A taxa de inflação no Brasil manteve-se inalterada nos 0,33% em janeiro, impactada sobretudo pela alta dos preços da gasolina.
De acordo com o boletim publicado esta terça-feira pelo Instituto Brasileiro de Geografia e Estatística (IBGE), o acumulado em 12 meses ficou nos 4,44%, dentro do limite da meta para a inflação apurada mês a mês fixada pelo Banco Central, isto considerando o intervalo de tolerância permitido.
No primeiro mês do ano, o Índice Nacional de Preços ao Consumidor Amplo (IPCA), considerado o indicador oficial da inflação no Brasil, ficou acima dos 0,16% registados em janeiro de 2025.
Os transportes (0,60%) tiveram o impacto mais expressivo no índice de janeiro (0,12 p.p.). Os combustíveis, com uma subida de 2,14%, sobretudo da gasolina (2,06%), representaram o principal impacto individual no resultado do mês (0,10 p.p.). Nos restantes combustíveis, a variação foi a seguinte: etanol (3,44%), óleo diesel (0,52%) e gás veicular (0,20%).
A influenciar o índice em janeiro esteve, em sentido contrário, a luz elétrica residencial, cujos preços caíram 2,73%, impactando a variação negativa no grupo habitação, que teve uma queda de 0,11% em janeiro.
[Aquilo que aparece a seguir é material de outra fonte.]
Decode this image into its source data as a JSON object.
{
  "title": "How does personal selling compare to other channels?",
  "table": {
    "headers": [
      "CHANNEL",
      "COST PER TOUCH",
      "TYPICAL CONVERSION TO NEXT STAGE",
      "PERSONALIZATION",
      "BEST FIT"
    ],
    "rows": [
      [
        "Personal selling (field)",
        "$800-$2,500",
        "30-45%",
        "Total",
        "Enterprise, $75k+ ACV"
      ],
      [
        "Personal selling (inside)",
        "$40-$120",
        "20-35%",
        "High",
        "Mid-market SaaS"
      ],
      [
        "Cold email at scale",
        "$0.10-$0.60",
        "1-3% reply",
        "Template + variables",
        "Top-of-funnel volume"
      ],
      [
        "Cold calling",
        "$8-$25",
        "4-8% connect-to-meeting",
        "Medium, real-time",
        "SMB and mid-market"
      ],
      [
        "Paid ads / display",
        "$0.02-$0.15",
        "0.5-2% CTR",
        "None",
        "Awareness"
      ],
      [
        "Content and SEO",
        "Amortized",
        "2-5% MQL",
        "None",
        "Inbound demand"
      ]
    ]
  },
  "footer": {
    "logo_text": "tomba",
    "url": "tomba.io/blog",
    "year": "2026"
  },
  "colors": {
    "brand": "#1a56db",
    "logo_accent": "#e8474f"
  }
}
Fernandes Gonçalves, economista do IBGE responsável pelo indicador em análise, destaca que “na estrutura do IPCA a gasolina apresenta peso de 5,07% e a energia elétrica residencial de 4,16%, ou seja, são os subitens com as maiores participações nas despesas das famílias, na ótica do indicador”.
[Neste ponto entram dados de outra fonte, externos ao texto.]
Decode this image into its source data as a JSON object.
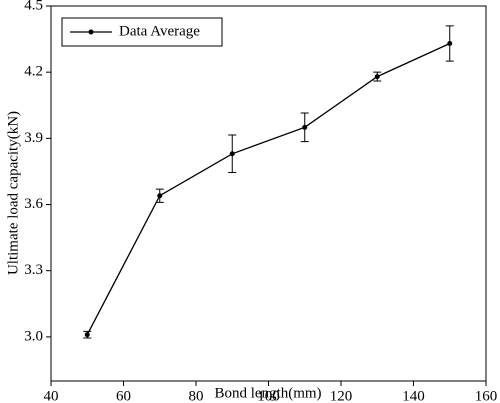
{
  "chart_data": {
    "type": "line",
    "x_label": "Bond length(mm)",
    "y_label": "Ultimate load capacity(kN)",
    "x": [
      50,
      70,
      90,
      110,
      130,
      150
    ],
    "series": [
      {
        "name": "Data Average",
        "color": "#000000",
        "values": [
          3.01,
          3.64,
          3.83,
          3.95,
          4.18,
          4.33
        ],
        "errors": [
          0.015,
          0.03,
          0.085,
          0.065,
          0.02,
          0.08
        ]
      }
    ],
    "xlim": [
      40,
      160
    ],
    "xticks": [
      40,
      60,
      80,
      100,
      120,
      140,
      160
    ],
    "ylim": [
      2.8,
      4.5
    ],
    "yticks": [
      {
        "value": 3,
        "label": "3.0"
      },
      3.3,
      3.6,
      3.9,
      4.2,
      4.5
    ],
    "legend": "top-left",
    "grid": false
  }
}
“Dessa forma, variações nesses dois componentes da cesta de produtos apresentam impacto no cálculo final do índice. Na energia elétrica a queda veio, principalmente, por conta da mudança na bandeira tarifária de amarela (em dezembro) para verde (em janeiro). Na gasolina houve reajuste no ICMS a partir de 1 de janeiro, impactando o preço final para o consumidor”, explicou, citado no boletim do gabinete de estatística brasileiro.
Quanto aos produtos alimentícios, o organismo de estatística aponta para uma subida de 0,14% em janeiro, enquanto a variação dos não alimentícios foi de 0,47%.
A meta para a inflação fixada pelo Conselho Monetário Nacional (CMN) para o período iniciado em janeiro de 2025 é de 3%, com um intervalo de tolerância de menos 1,50 ponto percentual (p.p) e mais 1,50 p.p. (entre 1,50% e 4,50%). Desde o início do ano passado, a meta diz respeito à inflação acumulada em doze meses, apurada mês a mês, chamada “meta contínua”.
As previsões do Banco Central para o IPCA apontam 3,5% no final do ano, com a inflação em 12 meses a chegar aos 3,2%.
A inflação oficial é calculada pelo IBGE, sediada no Rio de Janeiro, a partir de 377 produtos e serviços escolhidos tendo em conta o consumo das famílias com rendimentos entre um e 40 salários mínimos. Quanto ao Índice Nacional de Preços ao Consumidor (INPC), o gabinete de estatística reportou uma subida de 0,39% em janeiro, 0,18 p.p. acima dos números de dezembro (0,21%). Este indicador, em contraste, abrange as famílias com rendimentos de um a cinco salários mínimos e com residência nas regiões metropolitanas de Belém, Fortaleza, Recife, Salvador, Belo Horizonte, Vitória, Rio de Janeiro, São Paulo, Curitiba, Porto Alegre, além do Distrito Federal e dos municípios de Goiânia, Campo Grande, Rio Branco, São Luís e Aracaju.